I bid up to $4500, and a friend of mine who buys up trucks was standing near me and bid $4600. I had to invoke King’s Rule and give him the favor of bowing out. In exchange for him looking out for me during the next go around. Hopefully that happens and I don’t wind up in a dogfight.

Finally we had the transportation equivalent of dog food go through the block. A 1999 Saturn SL. Based out. 5-speed. Perfect 35+ highway miles per gallon transportation for those folks who subscribe to the common practices of penny pinching and personal parsimony. I always have several of these on the road. Although the 5-speed is often a more challenging sale here in the Atlanta ex-urbs.

I showed a fist and held the bid at $1000. Waited for a few seconds. Then. Damn! Someone jumped in and I bid it up two more times before letting it go to some other nearby shadow for $1500. Typically I try to keep my costs under $2000 for a stickshift equipped basic vehicle, and this one would have likely cut it close once you added the buyers fee and the need for new rubber all the way around.

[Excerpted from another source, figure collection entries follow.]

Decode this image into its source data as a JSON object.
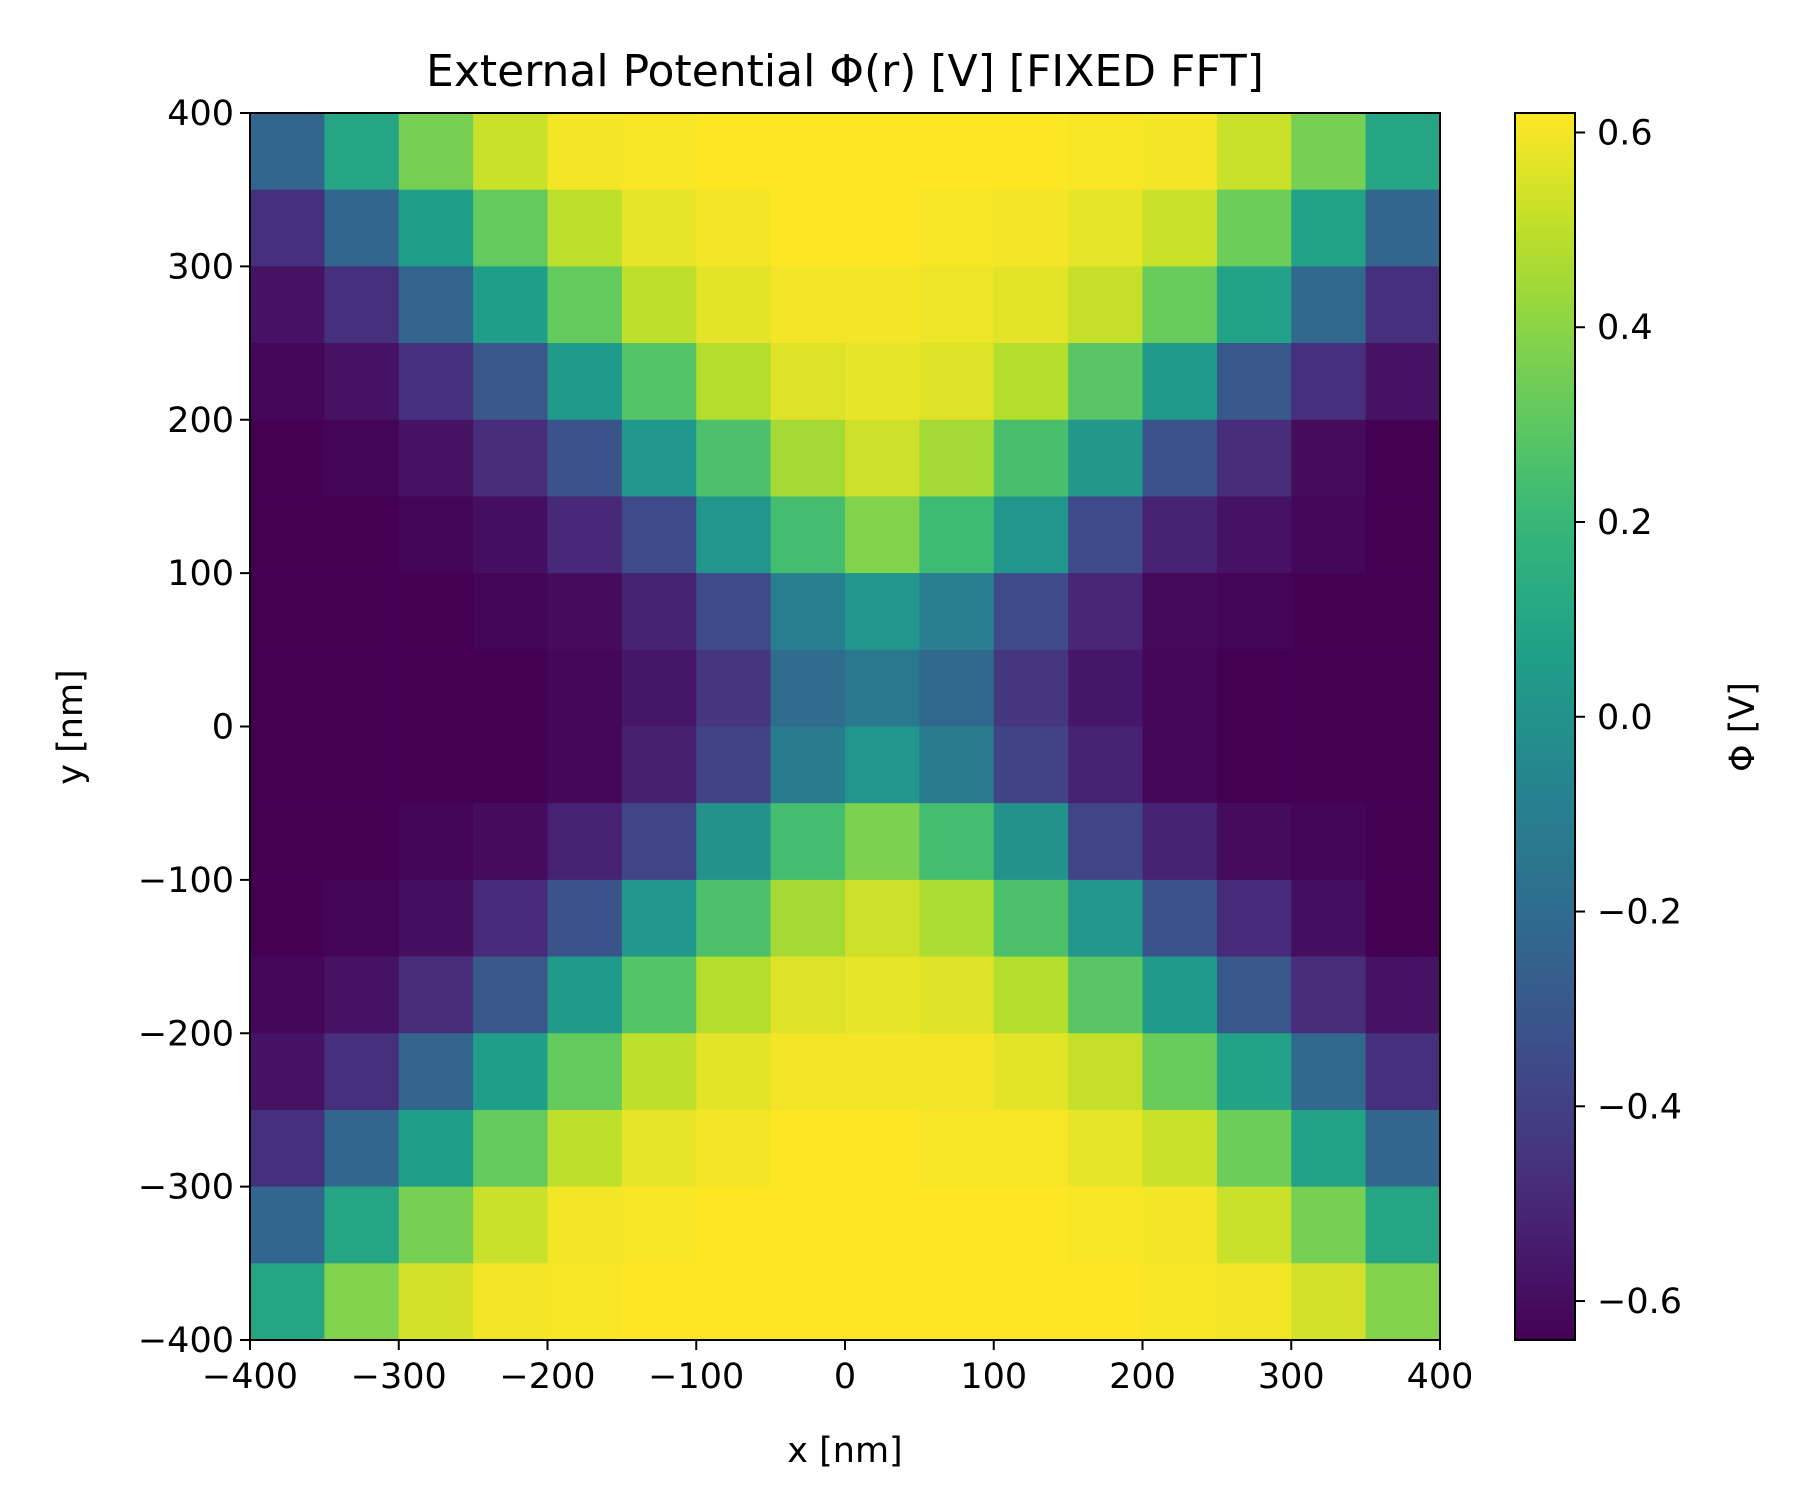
{
  "chart_data": {
    "type": "heatmap",
    "title": "External Potential Φ(r) [V] [FIXED FFT]",
    "xlabel": "x [nm]",
    "ylabel": "y [nm]",
    "colorbar_label": "Φ [V]",
    "colormap": "viridis",
    "xlim": [
      -400,
      400
    ],
    "ylim": [
      -400,
      400
    ],
    "x_ticks": [
      -400,
      -300,
      -200,
      -100,
      0,
      100,
      200,
      300,
      400
    ],
    "y_ticks": [
      -400,
      -300,
      -200,
      -100,
      0,
      100,
      200,
      300,
      400
    ],
    "x_tick_labels": [
      "−400",
      "−300",
      "−200",
      "−100",
      "0",
      "100",
      "200",
      "300",
      "400"
    ],
    "y_tick_labels": [
      "−400",
      "−300",
      "−200",
      "−100",
      "0",
      "100",
      "200",
      "300",
      "400"
    ],
    "vmin": -0.64,
    "vmax": 0.62,
    "colorbar_ticks": [
      -0.6,
      -0.4,
      -0.2,
      0.0,
      0.2,
      0.4,
      0.6
    ],
    "colorbar_tick_labels": [
      "−0.6",
      "−0.4",
      "−0.2",
      "0.0",
      "0.2",
      "0.4",
      "0.6"
    ],
    "grid": false,
    "cell_size": 50,
    "x_centers": [
      -375,
      -325,
      -275,
      -225,
      -175,
      -125,
      -75,
      -25,
      25,
      75,
      125,
      175,
      225,
      275,
      325,
      375
    ],
    "y_centers": [
      375,
      325,
      275,
      225,
      175,
      125,
      75,
      25,
      -25,
      -75,
      -125,
      -175,
      -225,
      -275,
      -325,
      -375
    ],
    "values": [
      [
        -0.23,
        0.1,
        0.36,
        0.52,
        0.6,
        0.61,
        0.62,
        0.62,
        0.62,
        0.62,
        0.62,
        0.61,
        0.6,
        0.52,
        0.36,
        0.1
      ],
      [
        -0.47,
        -0.23,
        0.06,
        0.32,
        0.5,
        0.58,
        0.6,
        0.62,
        0.62,
        0.61,
        0.6,
        0.58,
        0.52,
        0.34,
        0.08,
        -0.23
      ],
      [
        -0.58,
        -0.47,
        -0.24,
        0.06,
        0.32,
        0.5,
        0.57,
        0.6,
        0.6,
        0.59,
        0.57,
        0.51,
        0.33,
        0.08,
        -0.22,
        -0.47
      ],
      [
        -0.62,
        -0.58,
        -0.47,
        -0.3,
        0.04,
        0.28,
        0.48,
        0.56,
        0.58,
        0.56,
        0.48,
        0.29,
        0.04,
        -0.3,
        -0.47,
        -0.58
      ],
      [
        -0.64,
        -0.63,
        -0.58,
        -0.48,
        -0.32,
        0.02,
        0.26,
        0.45,
        0.53,
        0.45,
        0.25,
        0.03,
        -0.32,
        -0.48,
        -0.6,
        -0.64
      ],
      [
        -0.64,
        -0.64,
        -0.63,
        -0.59,
        -0.5,
        -0.36,
        0.02,
        0.24,
        0.38,
        0.22,
        0.02,
        -0.36,
        -0.52,
        -0.58,
        -0.62,
        -0.64
      ],
      [
        -0.64,
        -0.64,
        -0.64,
        -0.63,
        -0.6,
        -0.52,
        -0.36,
        -0.1,
        0.02,
        -0.1,
        -0.36,
        -0.51,
        -0.61,
        -0.63,
        -0.64,
        -0.64
      ],
      [
        -0.64,
        -0.64,
        -0.64,
        -0.64,
        -0.62,
        -0.56,
        -0.44,
        -0.2,
        -0.14,
        -0.22,
        -0.44,
        -0.56,
        -0.62,
        -0.64,
        -0.64,
        -0.64
      ],
      [
        -0.64,
        -0.64,
        -0.64,
        -0.64,
        -0.62,
        -0.53,
        -0.39,
        -0.12,
        0.02,
        -0.12,
        -0.39,
        -0.52,
        -0.62,
        -0.64,
        -0.64,
        -0.64
      ],
      [
        -0.64,
        -0.64,
        -0.63,
        -0.6,
        -0.52,
        -0.38,
        0.0,
        0.24,
        0.37,
        0.24,
        0.0,
        -0.38,
        -0.52,
        -0.6,
        -0.63,
        -0.64
      ],
      [
        -0.64,
        -0.63,
        -0.59,
        -0.49,
        -0.32,
        0.02,
        0.26,
        0.45,
        0.53,
        0.46,
        0.26,
        0.02,
        -0.32,
        -0.49,
        -0.59,
        -0.64
      ],
      [
        -0.62,
        -0.58,
        -0.48,
        -0.3,
        0.04,
        0.28,
        0.48,
        0.56,
        0.58,
        0.56,
        0.48,
        0.29,
        0.04,
        -0.3,
        -0.48,
        -0.58
      ],
      [
        -0.58,
        -0.47,
        -0.24,
        0.06,
        0.32,
        0.5,
        0.57,
        0.6,
        0.6,
        0.6,
        0.57,
        0.51,
        0.33,
        0.08,
        -0.22,
        -0.47
      ],
      [
        -0.47,
        -0.23,
        0.06,
        0.32,
        0.5,
        0.58,
        0.6,
        0.62,
        0.62,
        0.61,
        0.61,
        0.58,
        0.52,
        0.34,
        0.08,
        -0.23
      ],
      [
        -0.23,
        0.1,
        0.36,
        0.52,
        0.6,
        0.61,
        0.62,
        0.62,
        0.62,
        0.62,
        0.62,
        0.61,
        0.6,
        0.52,
        0.36,
        0.1
      ],
      [
        0.1,
        0.38,
        0.54,
        0.6,
        0.61,
        0.62,
        0.62,
        0.62,
        0.62,
        0.62,
        0.62,
        0.62,
        0.61,
        0.6,
        0.54,
        0.38
      ]
    ]
  }
}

There was a ton of other stuff today. Fewer buyers came to the sale. But those who did show up bid all the money in the world. So if you’re in the market for a 1999 Lexus LS400 in clean condition and only 117k miles, you are looking at nearly $8000. Wholesale. If that sounds insane to you, just think about the financing terms that will be applied towards that vehicle. I’m seeing $1500 down. $80 a week for at least 36 months. Maybe even 48 months.